HERE 1- 80H TOGGLE  Toggle the eighth bit in the last character of the name as a delimiter to the name field.

LATEST ,              Compile the name field address of the last word in the link field, extending the linking chain.

CURRENT @ !      Update contents of LATEST in the current vocabulary.

HERE 2+ ,             Compile the parameter field address into code field, for the convenience of a new code definition.  For other types of definitions, proper code routine address will be compiled here.

;

 

: CODE          --

 

Create a dictionary header for a code definition.  The code  field contains its parameter field address.  Assembly codes are to be compiled (assembled) into the parameter field.

 

CREATE          Create the header, nothing more to be done on the header.

[COMPILE]

ASSEMBLER       Select ASSEMBLER vocabulary as the CONTEXT vocabulary, which has all the assembly mnemonics and words pertaining to assembly processes.

;

 

 

 

It is important to remember that the text interpreter itself is doing the job for the assembler.  Thus all the words defined in the FORTH vocabulary are available to assist the assembling of machine code words.  In fact  assembling code definitions is much more complicated than compiling colon definitions.  Many specialized utility routines have to be defined in the assembler vocabulary before the simplest of code definitions can be assembled.  This part of the assembler vocabulary is generally called the pre-assembler, which is not in the figForth model because it is machine dependent.  In Chapter 14 we shall discuss the details involved in the assemblers, based on the PDP-11 and 8080 instruction sets. 

 

: :                 --

 

Start a colon definition, used in the form:

 

        : cccc --- ;

 

Create a dictionary header with name cccc as equivalent to the following sequence of words --- until the next  ';' or ;CODE .  The compiling process is done by the text interpreter as long as STATE is non-zero.  The CONTEXT vocabulary is set to CURRENT vocabulary , and words with the precedence (P) bit set are executed rather than compiled.

 

?EXEC                  Issue an error message if not executing.

!CSP                      Save the stack pointer in CSP to be checked by ';' or ;CODE .

CURRENT @ CONTEXT ! Make CONTEXT vocabulary the same as the CURRENT vocabulary.

CREATE               Now create the header and establish linkage with the current vocabulary.

]                            Change STATE to non-zero.  Enter compiling state and compile the words following till ';' or ;CODE .
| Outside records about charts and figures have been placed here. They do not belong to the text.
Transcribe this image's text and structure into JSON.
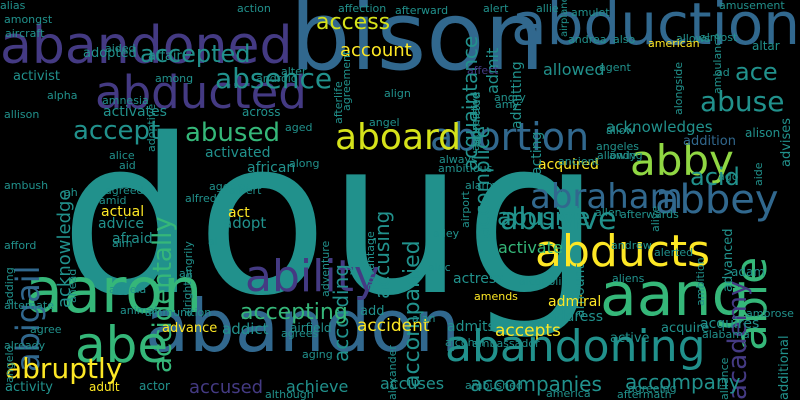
{
  "background": "#000000",
  "words": [
    {
      "text": "doug",
      "color": "#21918c",
      "rot": 0
    },
    {
      "text": "bison",
      "color": "#31688e",
      "rot": 0
    },
    {
      "text": "abduction",
      "color": "#31688e",
      "rot": 0
    },
    {
      "text": "abandoned",
      "color": "#443a83",
      "rot": 0
    },
    {
      "text": "abandon",
      "color": "#31688e",
      "rot": 0
    },
    {
      "text": "aaron",
      "color": "#35b779",
      "rot": 0
    },
    {
      "text": "aang",
      "color": "#35b779",
      "rot": 0
    },
    {
      "text": "abducted",
      "color": "#443a83",
      "rot": 0
    },
    {
      "text": "abigail",
      "color": "#31688e",
      "rot": -90
    },
    {
      "text": "abandoning",
      "color": "#21918c",
      "rot": 0
    },
    {
      "text": "ability",
      "color": "#443a83",
      "rot": 0
    },
    {
      "text": "abducts",
      "color": "#fde725",
      "rot": 0
    },
    {
      "text": "able",
      "color": "#35b779",
      "rot": -90
    },
    {
      "text": "abby",
      "color": "#90d743",
      "rot": 0
    },
    {
      "text": "abbey",
      "color": "#31688e",
      "rot": 0
    },
    {
      "text": "abraham",
      "color": "#31688e",
      "rot": 0
    },
    {
      "text": "abortion",
      "color": "#31688e",
      "rot": 0
    },
    {
      "text": "aboard",
      "color": "#d5e21a",
      "rot": 0
    },
    {
      "text": "abe",
      "color": "#35b779",
      "rot": 0
    },
    {
      "text": "absence",
      "color": "#21918c",
      "rot": 0
    },
    {
      "text": "accepted",
      "color": "#21918c",
      "rot": 0
    },
    {
      "text": "accept",
      "color": "#21918c",
      "rot": 0
    },
    {
      "text": "abused",
      "color": "#35b779",
      "rot": 0
    },
    {
      "text": "abusive",
      "color": "#21918c",
      "rot": 0
    },
    {
      "text": "abruptly",
      "color": "#fde725",
      "rot": 0
    },
    {
      "text": "academy",
      "color": "#443a83",
      "rot": -90
    },
    {
      "text": "abuse",
      "color": "#21918c",
      "rot": 0
    },
    {
      "text": "ace",
      "color": "#21918c",
      "rot": 0
    },
    {
      "text": "acid",
      "color": "#21918c",
      "rot": 0
    },
    {
      "text": "acknowledge",
      "color": "#21918c",
      "rot": -90
    },
    {
      "text": "accidentally",
      "color": "#35b779",
      "rot": -90
    },
    {
      "text": "accompanied",
      "color": "#21918c",
      "rot": -90
    },
    {
      "text": "accusing",
      "color": "#21918c",
      "rot": -90
    },
    {
      "text": "according",
      "color": "#21918c",
      "rot": -90
    },
    {
      "text": "access",
      "color": "#d5e21a",
      "rot": 0
    },
    {
      "text": "account",
      "color": "#fde725",
      "rot": 0
    },
    {
      "text": "accomplice",
      "color": "#21918c",
      "rot": -90
    },
    {
      "text": "acquaintance",
      "color": "#21918c",
      "rot": -90
    },
    {
      "text": "admitted",
      "color": "#21918c",
      "rot": -90
    },
    {
      "text": "admit",
      "color": "#21918c",
      "rot": -90
    },
    {
      "text": "admitting",
      "color": "#21918c",
      "rot": -90
    },
    {
      "text": "abusive",
      "color": "#21918c",
      "rot": 0
    },
    {
      "text": "activate",
      "color": "#35b779",
      "rot": 0
    },
    {
      "text": "acquired",
      "color": "#fde725",
      "rot": 0
    },
    {
      "text": "acting",
      "color": "#21918c",
      "rot": -90
    },
    {
      "text": "acknowledges",
      "color": "#21918c",
      "rot": 0
    },
    {
      "text": "addition",
      "color": "#31688e",
      "rot": 0
    },
    {
      "text": "advises",
      "color": "#21918c",
      "rot": -90
    },
    {
      "text": "altar",
      "color": "#21918c",
      "rot": 0
    },
    {
      "text": "allows",
      "color": "#21918c",
      "rot": 0
    },
    {
      "text": "alison",
      "color": "#21918c",
      "rot": 0
    },
    {
      "text": "advanced",
      "color": "#21918c",
      "rot": -90
    },
    {
      "text": "additional",
      "color": "#21918c",
      "rot": -90
    },
    {
      "text": "adam",
      "color": "#21918c",
      "rot": 0
    },
    {
      "text": "amount",
      "color": "#21918c",
      "rot": -90
    },
    {
      "text": "actress",
      "color": "#21918c",
      "rot": 0
    },
    {
      "text": "admiral",
      "color": "#fde725",
      "rot": 0
    },
    {
      "text": "acquire",
      "color": "#21918c",
      "rot": 0
    },
    {
      "text": "acquires",
      "color": "#21918c",
      "rot": 0
    },
    {
      "text": "address",
      "color": "#21918c",
      "rot": 0
    },
    {
      "text": "accepts",
      "color": "#fde725",
      "rot": 0
    },
    {
      "text": "accident",
      "color": "#fde725",
      "rot": 0
    },
    {
      "text": "admits",
      "color": "#21918c",
      "rot": 0
    },
    {
      "text": "active",
      "color": "#21918c",
      "rot": 0
    },
    {
      "text": "accepting",
      "color": "#35b779",
      "rot": 0
    },
    {
      "text": "advance",
      "color": "#fde725",
      "rot": 0
    },
    {
      "text": "addict",
      "color": "#21918c",
      "rot": 0
    },
    {
      "text": "airfield",
      "color": "#21918c",
      "rot": 0
    },
    {
      "text": "accompanies",
      "color": "#21918c",
      "rot": 0
    },
    {
      "text": "accompany",
      "color": "#21918c",
      "rot": 0
    },
    {
      "text": "accuses",
      "color": "#21918c",
      "rot": 0
    },
    {
      "text": "achieve",
      "color": "#21918c",
      "rot": 0
    },
    {
      "text": "accused",
      "color": "#443a83",
      "rot": 0
    },
    {
      "text": "actor",
      "color": "#21918c",
      "rot": 0
    },
    {
      "text": "activity",
      "color": "#21918c",
      "rot": 0
    },
    {
      "text": "adult",
      "color": "#fde725",
      "rot": 0
    },
    {
      "text": "activist",
      "color": "#21918c",
      "rot": 0
    },
    {
      "text": "adopted",
      "color": "#21918c",
      "rot": 0
    },
    {
      "text": "affair",
      "color": "#21918c",
      "rot": 0
    },
    {
      "text": "activates",
      "color": "#21918c",
      "rot": 0
    },
    {
      "text": "activated",
      "color": "#21918c",
      "rot": 0
    },
    {
      "text": "across",
      "color": "#21918c",
      "rot": 0
    },
    {
      "text": "african",
      "color": "#21918c",
      "rot": 0
    },
    {
      "text": "adopt",
      "color": "#21918c",
      "rot": 0
    },
    {
      "text": "act",
      "color": "#fde725",
      "rot": 0
    },
    {
      "text": "actual",
      "color": "#fde725",
      "rot": 0
    },
    {
      "text": "advice",
      "color": "#21918c",
      "rot": 0
    },
    {
      "text": "afraid",
      "color": "#21918c",
      "rot": 0
    },
    {
      "text": "adventure",
      "color": "#21918c",
      "rot": -90
    },
    {
      "text": "advantage",
      "color": "#21918c",
      "rot": -90
    },
    {
      "text": "add",
      "color": "#21918c",
      "rot": 0
    },
    {
      "text": "action",
      "color": "#21918c",
      "rot": 0
    },
    {
      "text": "affection",
      "color": "#21918c",
      "rot": 0
    },
    {
      "text": "afterward",
      "color": "#21918c",
      "rot": 0
    },
    {
      "text": "alert",
      "color": "#21918c",
      "rot": 0
    },
    {
      "text": "allie",
      "color": "#21918c",
      "rot": 0
    },
    {
      "text": "amulet",
      "color": "#21918c",
      "rot": 0
    },
    {
      "text": "airplane",
      "color": "#21918c",
      "rot": -90
    },
    {
      "text": "affect",
      "color": "#443a83",
      "rot": 0
    },
    {
      "text": "allowed",
      "color": "#21918c",
      "rot": 0
    },
    {
      "text": "andrea",
      "color": "#21918c",
      "rot": 0
    },
    {
      "text": "also",
      "color": "#21918c",
      "rot": 0
    },
    {
      "text": "american",
      "color": "#fde725",
      "rot": 0
    },
    {
      "text": "amusement",
      "color": "#21918c",
      "rot": 0
    },
    {
      "text": "almost",
      "color": "#21918c",
      "rot": 0
    },
    {
      "text": "agent",
      "color": "#21918c",
      "rot": 0
    },
    {
      "text": "angry",
      "color": "#21918c",
      "rot": 0
    },
    {
      "text": "amy",
      "color": "#21918c",
      "rot": 0
    },
    {
      "text": "aggressive",
      "color": "#21918c",
      "rot": -90
    },
    {
      "text": "alley",
      "color": "#21918c",
      "rot": 0
    },
    {
      "text": "alarm",
      "color": "#21918c",
      "rot": 0
    },
    {
      "text": "airport",
      "color": "#21918c",
      "rot": -90
    },
    {
      "text": "alec",
      "color": "#21918c",
      "rot": 0
    },
    {
      "text": "amends",
      "color": "#fde725",
      "rot": 0
    },
    {
      "text": "alan",
      "color": "#21918c",
      "rot": 0
    },
    {
      "text": "alcohol",
      "color": "#21918c",
      "rot": 0
    },
    {
      "text": "ambassador",
      "color": "#21918c",
      "rot": 0
    },
    {
      "text": "ambushed",
      "color": "#21918c",
      "rot": 0
    },
    {
      "text": "america",
      "color": "#21918c",
      "rot": 0
    },
    {
      "text": "alexander",
      "color": "#21918c",
      "rot": -90
    },
    {
      "text": "although",
      "color": "#21918c",
      "rot": 0
    },
    {
      "text": "aging",
      "color": "#21918c",
      "rot": 0
    },
    {
      "text": "agrees",
      "color": "#21918c",
      "rot": 0
    },
    {
      "text": "alias",
      "color": "#21918c",
      "rot": 0
    },
    {
      "text": "amongst",
      "color": "#21918c",
      "rot": 0
    },
    {
      "text": "aircraft",
      "color": "#21918c",
      "rot": 0
    },
    {
      "text": "aided",
      "color": "#21918c",
      "rot": 0
    },
    {
      "text": "among",
      "color": "#21918c",
      "rot": 0
    },
    {
      "text": "android",
      "color": "#21918c",
      "rot": 0
    },
    {
      "text": "alpha",
      "color": "#21918c",
      "rot": 0
    },
    {
      "text": "amnesia",
      "color": "#21918c",
      "rot": 0
    },
    {
      "text": "adoptive",
      "color": "#21918c",
      "rot": -90
    },
    {
      "text": "allison",
      "color": "#21918c",
      "rot": 0
    },
    {
      "text": "ambush",
      "color": "#21918c",
      "rot": 0
    },
    {
      "text": "alice",
      "color": "#21918c",
      "rot": 0
    },
    {
      "text": "aid",
      "color": "#21918c",
      "rot": 0
    },
    {
      "text": "along",
      "color": "#21918c",
      "rot": 0
    },
    {
      "text": "aged",
      "color": "#21918c",
      "rot": 0
    },
    {
      "text": "alter",
      "color": "#21918c",
      "rot": 0
    },
    {
      "text": "afterlife",
      "color": "#21918c",
      "rot": -90
    },
    {
      "text": "agreement",
      "color": "#21918c",
      "rot": -90
    },
    {
      "text": "align",
      "color": "#21918c",
      "rot": 0
    },
    {
      "text": "angel",
      "color": "#21918c",
      "rot": 0
    },
    {
      "text": "agreed",
      "color": "#21918c",
      "rot": 0
    },
    {
      "text": "amid",
      "color": "#21918c",
      "rot": 0
    },
    {
      "text": "aim",
      "color": "#21918c",
      "rot": 0
    },
    {
      "text": "agency",
      "color": "#21918c",
      "rot": 0
    },
    {
      "text": "albert",
      "color": "#21918c",
      "rot": 0
    },
    {
      "text": "al",
      "color": "#21918c",
      "rot": 0
    },
    {
      "text": "angrily",
      "color": "#21918c",
      "rot": -90
    },
    {
      "text": "alfred",
      "color": "#21918c",
      "rot": 0
    },
    {
      "text": "ali",
      "color": "#21918c",
      "rot": 0
    },
    {
      "text": "alright",
      "color": "#21918c",
      "rot": -90
    },
    {
      "text": "angela",
      "color": "#21918c",
      "rot": 0
    },
    {
      "text": "animal",
      "color": "#21918c",
      "rot": 0
    },
    {
      "text": "ammunition",
      "color": "#21918c",
      "rot": 0
    },
    {
      "text": "ahead",
      "color": "#21918c",
      "rot": -90
    },
    {
      "text": "adding",
      "color": "#21918c",
      "rot": -90
    },
    {
      "text": "alternate",
      "color": "#21918c",
      "rot": 0
    },
    {
      "text": "agree",
      "color": "#21918c",
      "rot": 0
    },
    {
      "text": "already",
      "color": "#21918c",
      "rot": 0
    },
    {
      "text": "angelo",
      "color": "#21918c",
      "rot": -90
    },
    {
      "text": "ah",
      "color": "#21918c",
      "rot": 0
    },
    {
      "text": "afford",
      "color": "#21918c",
      "rot": 0
    },
    {
      "text": "angeles",
      "color": "#21918c",
      "rot": 0
    },
    {
      "text": "allow",
      "color": "#21918c",
      "rot": 0
    },
    {
      "text": "aide",
      "color": "#21918c",
      "rot": -90
    },
    {
      "text": "ago",
      "color": "#21918c",
      "rot": 0
    },
    {
      "text": "allowing",
      "color": "#21918c",
      "rot": 0
    },
    {
      "text": "andy",
      "color": "#21918c",
      "rot": 0
    },
    {
      "text": "always",
      "color": "#21918c",
      "rot": 0
    },
    {
      "text": "ancient",
      "color": "#21918c",
      "rot": 0
    },
    {
      "text": "ambitious",
      "color": "#21918c",
      "rot": 0
    },
    {
      "text": "allen",
      "color": "#21918c",
      "rot": 0
    },
    {
      "text": "afterwards",
      "color": "#21918c",
      "rot": 0
    },
    {
      "text": "alerted",
      "color": "#21918c",
      "rot": 0
    },
    {
      "text": "andrew",
      "color": "#21918c",
      "rot": 0
    },
    {
      "text": "aliens",
      "color": "#21918c",
      "rot": 0
    },
    {
      "text": "ambition",
      "color": "#21918c",
      "rot": -90
    },
    {
      "text": "alcoholic",
      "color": "#21918c",
      "rot": 0
    },
    {
      "text": "alabama",
      "color": "#21918c",
      "rot": 0
    },
    {
      "text": "ambrose",
      "color": "#21918c",
      "rot": 0
    },
    {
      "text": "agreeing",
      "color": "#21918c",
      "rot": 0
    },
    {
      "text": "aftermath",
      "color": "#21918c",
      "rot": 0
    },
    {
      "text": "alliance",
      "color": "#21918c",
      "rot": -90
    },
    {
      "text": "alive",
      "color": "#21918c",
      "rot": -90
    },
    {
      "text": "alongside",
      "color": "#21918c",
      "rot": -90
    },
    {
      "text": "ambulance",
      "color": "#21918c",
      "rot": -90
    },
    {
      "text": "ad",
      "color": "#21918c",
      "rot": 0
    }
  ]
}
;CODE                  End of the compiling process for ':'.  The following codes are to be executed when the word cccc is called.  The address here is to be compiled into the code field of cccc .

DOCOL:               Here comes the inner interpreter for colon definitions.

MOV IP,-(RP)       Push IP on the return stack

MOV W,IP            Move the parameter field address into IP , the next word to be executed.

NEXT                   Go execute the next word.

 

Execution of DOCOL adds one more level of nesting.  Unnesting is done by ';' (semi-colon), which must be the last word in a colon definition. 

 

: ;                 --

 

Terminate a colon definition and stop further compilation.  Return execution to the calling definition at run-time.

 

?CSP                     Check the stack pointer with that saved in CSP .  If they differ, issue an error message.

COMPILE ;S         Compile the code field address of the word ;S into the dictionary, at run-time.  ;S will return execution to the calling definition.

SMUDGE              Toggle the smudge bit back to zero.  Restore the length byte in the name field, thus completing the compilation of a new word.

[                             Set STATE to zero and return to the executing state.

;

IMMEDIATE

The ending of a colon definition ;CODE as seen in the definition of ':', involves an advanced concept of defining a defining word.  The discussions of this concept will be the theme in Chapter 11 on the defining words.  The detailed words which manipulates information in the dictionary will be discussed in Chapter 9.  The immediate words used in constructing branching structures are treated in Chapter 12 concerning control structures.